A whole episode (‘The One With Ross’s Sandwich’) was named after a special sandwich made with leftover Thanksgiving turkey.
The secret was the ‘moistmaker’, a slice of bread soaked in leftover gravy and added to the filling. It’s an example of how
eating food left over from festivities can be better than eating at the actual event.
During the event, you must eat in certain ways, endure others and perform various rituals. But afterwards, you can do whatever you like.
Anthropologist Peter Berger describes how the Gadaba tribe of the Odisha highlands celebrate basis porbo, the ‘festival of leftovers’, the day after a major summer ritual:
“Since every household sacrificed animals on the festival day, and meat is abundantly at hand, it is now cooked and eaten.”
Many festivals effectively follow this practice, with so much food cooked, purchased and gifted that it helps make meals for the next few days.

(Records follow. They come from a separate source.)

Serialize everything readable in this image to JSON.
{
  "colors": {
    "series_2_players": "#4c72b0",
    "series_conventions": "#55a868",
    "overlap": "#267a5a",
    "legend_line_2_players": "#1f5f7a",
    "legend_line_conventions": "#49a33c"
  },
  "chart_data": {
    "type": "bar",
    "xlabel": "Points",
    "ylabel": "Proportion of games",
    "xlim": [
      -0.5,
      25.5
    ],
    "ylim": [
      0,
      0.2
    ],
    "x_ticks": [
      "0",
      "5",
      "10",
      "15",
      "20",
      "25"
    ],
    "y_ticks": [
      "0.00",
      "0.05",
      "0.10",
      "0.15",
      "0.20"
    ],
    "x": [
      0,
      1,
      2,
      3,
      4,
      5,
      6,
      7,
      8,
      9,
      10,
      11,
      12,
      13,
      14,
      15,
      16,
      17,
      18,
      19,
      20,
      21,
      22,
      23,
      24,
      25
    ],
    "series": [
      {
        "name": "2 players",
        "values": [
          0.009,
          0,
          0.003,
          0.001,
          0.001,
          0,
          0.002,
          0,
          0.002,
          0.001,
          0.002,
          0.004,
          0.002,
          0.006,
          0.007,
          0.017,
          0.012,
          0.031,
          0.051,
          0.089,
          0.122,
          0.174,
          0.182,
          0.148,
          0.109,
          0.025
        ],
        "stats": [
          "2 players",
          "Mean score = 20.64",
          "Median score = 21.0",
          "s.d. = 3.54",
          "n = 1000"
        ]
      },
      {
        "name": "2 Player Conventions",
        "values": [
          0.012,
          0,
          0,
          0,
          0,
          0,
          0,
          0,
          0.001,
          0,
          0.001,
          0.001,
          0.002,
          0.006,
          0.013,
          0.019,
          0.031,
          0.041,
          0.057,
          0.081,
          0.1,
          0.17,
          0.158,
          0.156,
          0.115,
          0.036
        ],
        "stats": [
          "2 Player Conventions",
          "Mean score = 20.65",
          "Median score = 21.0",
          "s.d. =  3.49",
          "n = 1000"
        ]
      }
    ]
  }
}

November begins with a glut of candy for American kids who went trick-or-treating on Halloween. In The Everlasting Meals Cookbook: Leftovers A-Z, Tamar Adler suggests making a cake with reduced sugar and crushed candy mixed in.
The traditional British Christmas meal is reborn on Boxing Day, December 26, in equally traditional dishes like Brussels sprouts salad and curried turkey.